As repercussões em termos de declarações políticas e agitação social, da morte de Odair Moniz relembraram-me mais uma vez um dos documentos mais importantes que alguma vez se redigiu sobre Democracia e Estado de Direito: a Declaração da Independência dos Estados Unidos da América, escrita por Thomas Jefferson em 1776.

“Assumimos como Verdades que se demonstram por si só não carecendo de justificação, que todos os Homens são criados iguais, que são dotados pelo Criador de certos Direitos inalienáveis, entre os quais a Vida, a Liberdade e a Busca da Felicidade. Que para assegurar esses Direitos os Homens instituem os Governos, cujos justos Poderes emanam do Consentimento dos Governados.”

Para Jefferson, estes três Direitos, que beneficiam todos os Homens por serem iguais, são absolutos, não se discutem. Exercem-se, vivem-se, respeitam-se, defendem-se, e é em torno deles que toda a vida em sociedade se desenrola. Cabe aos governos assegurar as condições para que esses direitos possam ser exercidos, vividos, respeitados e defendidos, e que o Povo possa viver em segurança e felicidade.

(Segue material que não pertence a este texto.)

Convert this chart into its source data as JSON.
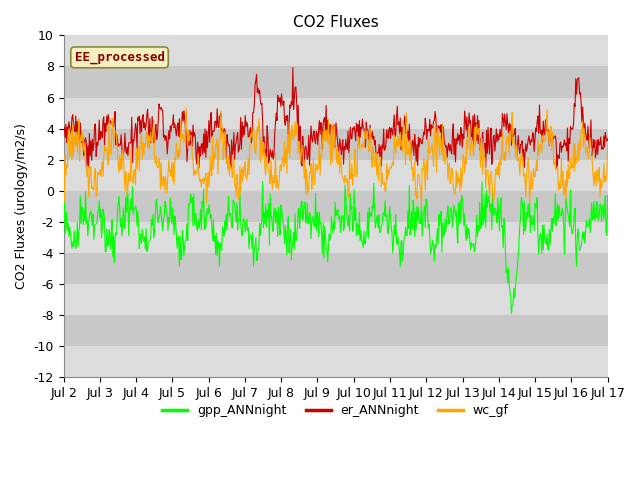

Na sua função, os governos criam Leis que regulam a forma como estes direitos devem ser vividos, sem criar distorções de que resultem privilégios ou défices. As Leis são interpretadas e aplicadas por Tribunais, órgãos especializados e independentes. E como instrumentos operativos, e para assegurar a paz na Sociedade, são instituídas as Polícias, agências fundamentais na preservação da lei e da ordem, mas que podem ter, e crescentemente têm, atribuições de natureza social, tanto na vertente de socorro e assistência em situações de acidente ou catástrofe, como nos domínios do planeamento urbano e na assistência social, sendo assim veículos criadores de coesão social.

Na semana passada, assistimos à demonstração de uma falha grave na forma como o Estado deve agir para conseguir cumprir com as intenções propaladas por Jefferson.

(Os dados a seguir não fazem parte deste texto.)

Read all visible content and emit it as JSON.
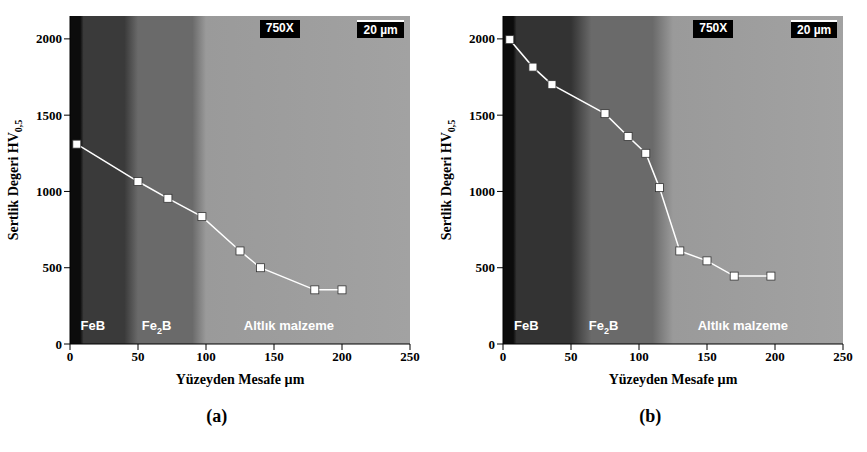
{
  "chart_data": [
    {
      "type": "line",
      "panel": "(a)",
      "x": [
        5,
        50,
        72,
        97,
        125,
        140,
        180,
        200
      ],
      "values": [
        1310,
        1065,
        955,
        835,
        610,
        500,
        355,
        355
      ],
      "color": "#ffffff",
      "marker": "square",
      "line_style": "solid",
      "xlim": [
        0,
        250
      ],
      "xticks": [
        0,
        50,
        100,
        150,
        200,
        250
      ],
      "ylim": [
        0,
        2150
      ],
      "yticks": [
        0,
        500,
        1000,
        1500,
        2000
      ],
      "xlabel": "Yüzeyden Mesafe µm",
      "ylabel": {
        "text": "Sertlik Degeri HV",
        "subscript": "0,5"
      },
      "annotations": {
        "magnification": "750X",
        "scale_bar": "20 µm",
        "layers": [
          {
            "text": "FeB"
          },
          {
            "text": "Fe",
            "subscript": "2",
            "suffix": "B"
          },
          {
            "text": "Altlık malzeme"
          }
        ]
      }
    },
    {
      "type": "line",
      "panel": "(b)",
      "x": [
        5,
        22,
        36,
        75,
        92,
        105,
        115,
        130,
        150,
        170,
        197
      ],
      "values": [
        1995,
        1815,
        1700,
        1510,
        1360,
        1250,
        1025,
        610,
        545,
        445,
        445
      ],
      "color": "#ffffff",
      "marker": "square",
      "line_style": "solid",
      "xlim": [
        0,
        250
      ],
      "xticks": [
        0,
        50,
        100,
        150,
        200,
        250
      ],
      "ylim": [
        0,
        2150
      ],
      "yticks": [
        0,
        500,
        1000,
        1500,
        2000
      ],
      "xlabel": "Yüzeyden Mesafe µm",
      "ylabel": {
        "text": "Sertlik Degeri HV",
        "subscript": "0,5"
      },
      "annotations": {
        "magnification": "750X",
        "scale_bar": "20 µm",
        "layers": [
          {
            "text": "FeB"
          },
          {
            "text": "Fe",
            "subscript": "2",
            "suffix": "B"
          },
          {
            "text": "Altlık malzeme"
          }
        ]
      }
    }
  ]
}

Não temos ainda dados seguros sobre as circunstâncias, em concreto, em que Odair Moniz perdeu a vida. Sendo assim, não deveriam ter sido emitidas opiniões sobre o que se passou. Devemos aguardar que o inquérito produza a informação suficiente para que se tomem decisões.

Mas a PSP parece ter errado ao veicular informação preliminar, não verificada e aparentemente pouco sólida, apontando para uma atitude agressiva por parte de Odair Moniz.

Errou, crassamente, o Chega, cujos dirigentes pretenderam montar uma defesa abstracta do agente envolvido, entretanto constituído arguido no âmbito do inquérito em curso. Ora, a constituição como arguido não significa uma acusação, antes visa dar ao arguido determinados direitos para a sua defesa, que não teria se não o fosse.

De forma ainda mais clamorosa e condenável errou o Chega, ao pretender a diabolização da vítima. Embora não tivesse informação segura sobre o que aconteceu, afirmou que Odair Moniz estaria a fugir da Polícia “e ia cometer crimes, com toda a probabilidade”, e ao transmitir a ideia de que quem habita nos chamados bairros problemáticos (que demonstram mais um falhanço do Estado) é, por natureza, bandido. Sem deixar de os condenar expressamente, não me surpreende que em resposta a este tipo de declarações tenham resultado diversos casos de agitação social.

Mas o pior foram as inqualificáveis declarações do Deputado Pedro Pinto, que demonstram que a vida humana é para ele um valor secundário. Lamentável!

O autor escreve de acordo com a antiga ortografia.